Come al solito cordialissimo, Panatto Retore esordì lodando il testo che stava leggendo.
«Induismo…grande religione, nonostante sia falsa. Questi testi indicano una concezione del mondo molto singolare, ma suggestiva. Ma noi cristiani…», e sarebbe andato avanti con la sua omelia se Quinto Fabio non l’avesse interrotto.
«Mi avete fatto chiamare, nevvero?»
«Sì, mio caro Fabio. Ma prima di dirti quello per cui ti ho convocato, giurerai di non rivelarlo a nessuno se non espressamente costretto, neanche al Re.»
«Quello che mi chiedete è molto singolare, e potrebbe far dubitare della mia fedeltà nei confronti di Adriano, nonché della vostra. Ma l’ultima volta che vi ho ascoltato, mi è stato molto utile.

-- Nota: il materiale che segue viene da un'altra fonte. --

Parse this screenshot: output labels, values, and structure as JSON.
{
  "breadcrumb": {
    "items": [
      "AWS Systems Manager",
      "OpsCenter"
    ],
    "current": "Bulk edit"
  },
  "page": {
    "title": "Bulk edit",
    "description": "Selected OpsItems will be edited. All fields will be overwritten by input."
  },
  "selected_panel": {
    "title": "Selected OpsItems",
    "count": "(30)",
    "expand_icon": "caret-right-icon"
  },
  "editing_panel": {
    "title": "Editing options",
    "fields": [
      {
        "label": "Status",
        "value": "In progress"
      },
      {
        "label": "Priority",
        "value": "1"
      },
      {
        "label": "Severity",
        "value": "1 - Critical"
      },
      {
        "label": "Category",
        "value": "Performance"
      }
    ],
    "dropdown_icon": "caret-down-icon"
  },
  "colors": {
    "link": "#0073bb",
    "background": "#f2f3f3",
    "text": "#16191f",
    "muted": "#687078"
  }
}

Giuro.»
Panatto Retore, visibilmente soddisfatto, si accomodò meglio sul triclinio per parlare stando più a proprio agio.

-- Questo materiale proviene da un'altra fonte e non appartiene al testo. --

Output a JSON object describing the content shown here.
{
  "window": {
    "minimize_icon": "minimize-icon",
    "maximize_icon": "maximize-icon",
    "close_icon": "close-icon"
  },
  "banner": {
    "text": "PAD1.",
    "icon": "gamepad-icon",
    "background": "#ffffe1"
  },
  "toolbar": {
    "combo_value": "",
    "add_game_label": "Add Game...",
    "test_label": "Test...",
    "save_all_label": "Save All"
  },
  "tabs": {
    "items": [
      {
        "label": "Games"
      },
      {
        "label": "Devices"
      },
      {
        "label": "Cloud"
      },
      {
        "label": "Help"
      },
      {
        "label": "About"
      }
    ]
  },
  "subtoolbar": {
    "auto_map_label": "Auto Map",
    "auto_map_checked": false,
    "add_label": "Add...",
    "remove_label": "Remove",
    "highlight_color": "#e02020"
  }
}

«Orbene, non sono andato in Armenia. Ricordi quando sono arrivato a Susa, diversi anni fa? Erano più o meno i giorni in cui Valente II riscuoteva più ostilità da parte dei suoi dignitari; la sua corte era scandalizzata per la moda alla Unna che stava diffondendo; il Patriarca cercava di trovare un accordo con il Papa in risposta all’eresia monofisita che si diffondeva in Oriente e nella stessa corte imperiale, e fu esiliato. Come ho scoperto sul tomo che stavo esaminando quando è entrato, esiste, forse in Susina, forse in qualche altro luogo di qua del Tigri, una località particolare dalle antichissime origini, che nasconderebbe qualche particolare rivelazione sulla natura divina. Ho cercato, durante i miei frequenti viaggi, questo luogo, ma non l’ho mai trovato. Penso sia nascosto molto bene, ma ritengo anche sia impossibile che possa essere sfuggito ai tuoi Servizi di Sicurezza. Quindi, in modo celato o meno, dovremmo collaborare per trovarlo.»

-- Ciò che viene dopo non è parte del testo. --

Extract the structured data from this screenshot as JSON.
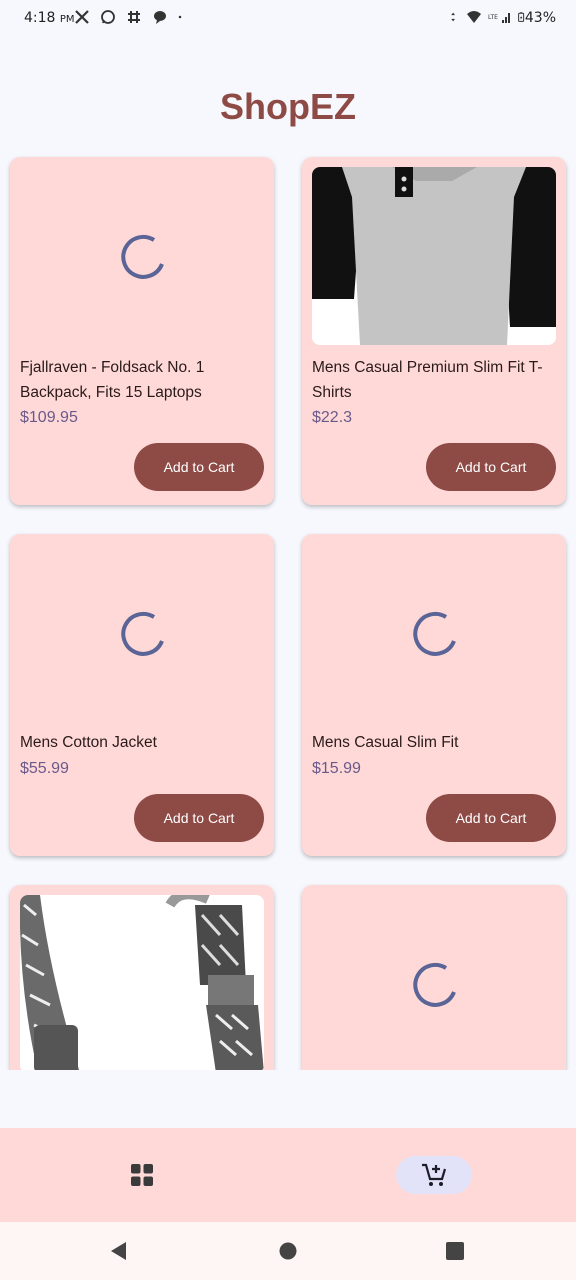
{
  "status_bar": {
    "time": "4:18",
    "ampm": "PM",
    "battery": "43%",
    "icons_left": [
      "x-icon",
      "whatsapp-icon",
      "slack-icon",
      "chat-icon",
      "dot-icon"
    ],
    "icons_right": [
      "data-arrows-icon",
      "wifi-icon",
      "lte-signal-icon",
      "battery-icon"
    ]
  },
  "app": {
    "title": "ShopEZ"
  },
  "products": [
    {
      "name": "Fjallraven - Foldsack No. 1 Backpack, Fits 15 Laptops",
      "price": "$109.95",
      "button": "Add to Cart",
      "image": "loading"
    },
    {
      "name": "Mens Casual Premium Slim Fit T-Shirts",
      "price": "$22.3",
      "button": "Add to Cart",
      "image": "tshirt"
    },
    {
      "name": "Mens Cotton Jacket",
      "price": "$55.99",
      "button": "Add to Cart",
      "image": "loading"
    },
    {
      "name": "Mens Casual Slim Fit",
      "price": "$15.99",
      "button": "Add to Cart",
      "image": "loading"
    },
    {
      "name": "",
      "price": "",
      "button": "",
      "image": "bracelet"
    },
    {
      "name": "",
      "price": "",
      "button": "",
      "image": "loading"
    }
  ],
  "bottom_nav": {
    "items": [
      {
        "icon": "grid-icon",
        "selected": false
      },
      {
        "icon": "cart-add-icon",
        "selected": true
      }
    ]
  },
  "system_nav": [
    "back-icon",
    "home-icon",
    "recents-icon"
  ],
  "colors": {
    "background": "#f7f8fe",
    "card": "#ffd9d8",
    "accent": "#8e4a45",
    "price": "#6a5a8a",
    "spinner": "#5a6496",
    "nav_selected": "#e2e2f8"
  }
}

«Non comprendo una cosa. Perché dovrebbe essere vostro e mio interesse trovarlo? Non è affar nostro la ricerca della natura divina, mio perlomeno. Ma voi?»
«È mio interesse, in quanto sono da anni impegnato in un’accesa disputa coi monofisiti bizantini. Se questo testo», disse, indicando il grosso volume scritto in sanscrito, «è autentico, possiamo affermare che la Rivelazione monoteistica giudeo-cristiana non è parto delle popolazioni semitiche, come gli Ebrei, ma viene portata dalle popolazioni indoeuropee di stirpe ariana, tra i quali ci sono i Persiani che hanno regnato per secoli sui nostri territori. Ricordo, anche, che la fede degli Ebrei si è confermata nel pieno monoteismo dopo l’esilio di Babilonia, dal quale furono liberati, appunto dal primo gran re dei Persiani, Ciro il Grande; non è da escludere che ne abbiano assorbito alcune credenze. E noi, volenti o nolenti, sia che siamo genti romane o, come più probabile, persiane, traiamo origine dalla stessa grande cultura. Io intendo dimostrare che esiste un santuario risalente al periodo seleucide, o anche anteriore, che possegga elementi riconducibili alla fede o al culto cristiani. Credo sia presente una casta di tipo sacerdotale esclusivamente femminile, come evinco dai riferimenti di matrice monoteista nel culto vestale, analogo al quale dovrebbe essere il culto del santuario di cui sono in cerca».
Alle parole “esclusivamente femminile”, gli occhi di Quinto Fabio brillarono.
«Forse potrei darvi qualche informazione. Ma il problema persiste: a me, che ne viene?».
«È attestata, a partire dai primissimi tempi del santuario, la presenza di un immenso tesoro in oggetti votivi.